If the dude pocketed a hundred million bucks, then it's a hundred million dollar piracy operation. This sounds to me like the standard law enforcement press release inflation gambit.
-jcr
The only title of honor that a tyrant can grant is "Enemy of the State."
The other day I was chatting with someone from an Islamic country and the guy told me that he **WAS FORCED TO DOWNLOAD PIRATED MOVIES** because of the censorship that was being practiced in his country.
He posted a list of movies that he said he had to pirate because they were ***ILLEGAL*** in his country.
The local cinemas were prohibited from showing those movies, and he couldn't buy any legal version of those movies on legal DVDs either.
Among the names of the movies that he posted, I only remember two of them, and they were:
The Prince of Egypt http://www.imdb.com/title/tt0120794/
and
Babe http://www.imdb.com/title/tt0112431/
The person claimed that he felt bad for downloading the pirated version of the movies but he had no choice.

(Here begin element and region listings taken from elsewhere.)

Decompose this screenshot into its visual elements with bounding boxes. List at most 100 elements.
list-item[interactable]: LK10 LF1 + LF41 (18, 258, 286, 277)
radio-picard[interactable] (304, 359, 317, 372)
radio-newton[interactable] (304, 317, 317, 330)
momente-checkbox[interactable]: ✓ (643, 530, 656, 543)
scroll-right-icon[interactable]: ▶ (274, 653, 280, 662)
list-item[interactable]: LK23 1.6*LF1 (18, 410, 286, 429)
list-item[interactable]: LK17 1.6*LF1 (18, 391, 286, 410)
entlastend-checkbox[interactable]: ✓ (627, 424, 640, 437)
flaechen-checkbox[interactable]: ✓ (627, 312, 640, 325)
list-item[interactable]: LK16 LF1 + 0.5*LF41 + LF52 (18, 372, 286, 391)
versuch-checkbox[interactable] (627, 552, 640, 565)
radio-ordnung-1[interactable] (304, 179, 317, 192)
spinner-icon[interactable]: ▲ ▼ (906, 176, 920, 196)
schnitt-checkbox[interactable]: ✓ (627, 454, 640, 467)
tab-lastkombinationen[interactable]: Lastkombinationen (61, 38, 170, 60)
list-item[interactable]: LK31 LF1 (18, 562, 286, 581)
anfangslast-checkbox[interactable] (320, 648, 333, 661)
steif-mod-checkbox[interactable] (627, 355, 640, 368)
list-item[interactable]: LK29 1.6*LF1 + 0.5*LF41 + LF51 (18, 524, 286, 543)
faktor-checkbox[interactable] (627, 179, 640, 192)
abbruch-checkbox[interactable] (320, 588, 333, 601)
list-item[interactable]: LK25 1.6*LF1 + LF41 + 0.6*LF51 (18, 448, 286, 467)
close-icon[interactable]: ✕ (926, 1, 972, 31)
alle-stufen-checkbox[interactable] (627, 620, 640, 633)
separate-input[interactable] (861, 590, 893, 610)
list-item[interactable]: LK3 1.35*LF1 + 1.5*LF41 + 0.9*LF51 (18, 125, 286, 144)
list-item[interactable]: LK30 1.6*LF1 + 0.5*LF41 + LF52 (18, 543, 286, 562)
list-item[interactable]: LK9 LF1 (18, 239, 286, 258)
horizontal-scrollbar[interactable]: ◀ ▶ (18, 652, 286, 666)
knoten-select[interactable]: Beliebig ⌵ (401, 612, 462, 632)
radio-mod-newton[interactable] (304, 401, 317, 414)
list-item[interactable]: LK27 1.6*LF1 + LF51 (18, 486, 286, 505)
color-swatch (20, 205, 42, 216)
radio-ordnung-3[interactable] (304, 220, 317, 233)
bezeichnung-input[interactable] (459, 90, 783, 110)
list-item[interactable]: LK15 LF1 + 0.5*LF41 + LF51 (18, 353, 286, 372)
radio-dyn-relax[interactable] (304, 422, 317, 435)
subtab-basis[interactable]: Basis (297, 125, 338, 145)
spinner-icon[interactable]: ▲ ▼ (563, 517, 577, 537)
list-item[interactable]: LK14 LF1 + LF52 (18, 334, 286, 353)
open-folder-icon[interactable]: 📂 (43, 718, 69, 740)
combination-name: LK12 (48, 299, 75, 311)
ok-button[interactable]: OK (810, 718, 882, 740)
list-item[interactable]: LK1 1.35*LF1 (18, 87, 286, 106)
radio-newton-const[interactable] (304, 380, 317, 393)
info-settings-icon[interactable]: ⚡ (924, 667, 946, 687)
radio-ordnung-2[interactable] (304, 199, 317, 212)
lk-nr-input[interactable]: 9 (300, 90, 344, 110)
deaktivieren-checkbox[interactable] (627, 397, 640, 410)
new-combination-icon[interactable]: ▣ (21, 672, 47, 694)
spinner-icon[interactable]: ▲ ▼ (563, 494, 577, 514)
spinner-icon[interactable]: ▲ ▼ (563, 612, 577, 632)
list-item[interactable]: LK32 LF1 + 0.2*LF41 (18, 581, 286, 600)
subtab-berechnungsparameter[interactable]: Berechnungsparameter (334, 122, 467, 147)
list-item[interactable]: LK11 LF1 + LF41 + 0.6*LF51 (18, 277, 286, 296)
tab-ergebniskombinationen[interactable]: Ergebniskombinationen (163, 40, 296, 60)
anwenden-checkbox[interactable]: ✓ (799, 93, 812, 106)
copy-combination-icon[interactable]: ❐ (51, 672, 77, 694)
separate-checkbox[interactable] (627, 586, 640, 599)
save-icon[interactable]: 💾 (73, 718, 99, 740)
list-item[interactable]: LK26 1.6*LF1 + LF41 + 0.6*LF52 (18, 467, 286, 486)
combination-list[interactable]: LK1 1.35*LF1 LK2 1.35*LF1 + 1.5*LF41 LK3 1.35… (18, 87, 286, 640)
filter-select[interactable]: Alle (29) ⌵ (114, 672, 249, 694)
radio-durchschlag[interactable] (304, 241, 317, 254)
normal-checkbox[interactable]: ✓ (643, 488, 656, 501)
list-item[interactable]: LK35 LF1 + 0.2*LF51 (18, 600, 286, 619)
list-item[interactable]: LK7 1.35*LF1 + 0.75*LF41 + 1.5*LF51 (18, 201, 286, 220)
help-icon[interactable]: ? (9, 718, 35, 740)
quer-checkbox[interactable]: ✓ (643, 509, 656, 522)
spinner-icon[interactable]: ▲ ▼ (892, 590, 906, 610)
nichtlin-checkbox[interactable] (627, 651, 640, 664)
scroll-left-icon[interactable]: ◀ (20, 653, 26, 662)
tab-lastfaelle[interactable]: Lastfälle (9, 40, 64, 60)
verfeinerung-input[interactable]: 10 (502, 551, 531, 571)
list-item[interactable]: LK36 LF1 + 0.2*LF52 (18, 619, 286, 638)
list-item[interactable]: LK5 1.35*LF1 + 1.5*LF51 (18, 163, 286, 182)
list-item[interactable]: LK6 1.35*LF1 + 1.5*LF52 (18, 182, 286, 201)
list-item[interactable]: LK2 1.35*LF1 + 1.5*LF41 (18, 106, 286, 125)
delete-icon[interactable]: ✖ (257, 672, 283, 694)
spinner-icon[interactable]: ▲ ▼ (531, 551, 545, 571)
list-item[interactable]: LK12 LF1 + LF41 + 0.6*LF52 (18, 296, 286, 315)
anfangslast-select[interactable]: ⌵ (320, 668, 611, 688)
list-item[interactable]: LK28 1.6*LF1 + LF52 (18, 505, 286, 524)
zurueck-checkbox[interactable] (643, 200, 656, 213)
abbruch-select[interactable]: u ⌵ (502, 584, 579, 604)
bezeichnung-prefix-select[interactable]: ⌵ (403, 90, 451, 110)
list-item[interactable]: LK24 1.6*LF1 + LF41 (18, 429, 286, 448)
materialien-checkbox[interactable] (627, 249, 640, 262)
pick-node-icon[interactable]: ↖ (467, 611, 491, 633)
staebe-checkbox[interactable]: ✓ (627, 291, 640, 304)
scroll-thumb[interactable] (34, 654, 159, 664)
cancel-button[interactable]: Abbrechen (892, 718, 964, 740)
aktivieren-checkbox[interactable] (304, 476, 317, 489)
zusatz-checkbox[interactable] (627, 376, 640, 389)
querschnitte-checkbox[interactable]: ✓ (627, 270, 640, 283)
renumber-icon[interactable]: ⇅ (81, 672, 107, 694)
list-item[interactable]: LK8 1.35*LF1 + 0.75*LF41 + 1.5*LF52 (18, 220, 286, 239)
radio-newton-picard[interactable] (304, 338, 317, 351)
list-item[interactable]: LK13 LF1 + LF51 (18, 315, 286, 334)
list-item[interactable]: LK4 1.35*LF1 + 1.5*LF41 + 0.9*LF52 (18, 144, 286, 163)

Muchas Gracias, Señor Edward Snowden !
I hazard a guess that the cost of this operation was less than the amount of tax that the US company paid that year.
Saipan isn't a foreign country, it's a US territory in the same category as Puerto Rico and the Virgin Islands.
'The man was arrested by the U.S. Department of Homeland Security on the island of Saipan'
So lemme get this straight - the Department of Homeland Security spent taxpayer money finding and arresting a software pirate...
It is pitch black. You are likely to be eaten by a grue.
Anyway. Who BUYs pirated software? His clients should be fined for stupidity.
They were. They paid him for the product.
Is Saipan in a foreign country? I thought it was part of a US territory.
Personally, I'd outlaw governmental lying. Claiming to be a 14 year old girl to invite men to your sting? Say "I'm not a cop" when asked what you do when meeting a suspect undercover? Invite a foreign national to a US territory to arrest them for what isn't even a crime ( If I'm in Mexico and kill an American, I broke Mexican law, not US law, so deciding they are undesirable people, then inviting them to the US to arrest them for breaking US law when they never set foot there before is insane). If anything, the people that approved his visa should all be fired and arrested. They knowingly issued a visa on false grounds. I haven't seen any exception in US immigration law for covert op visas issued on false pretenses.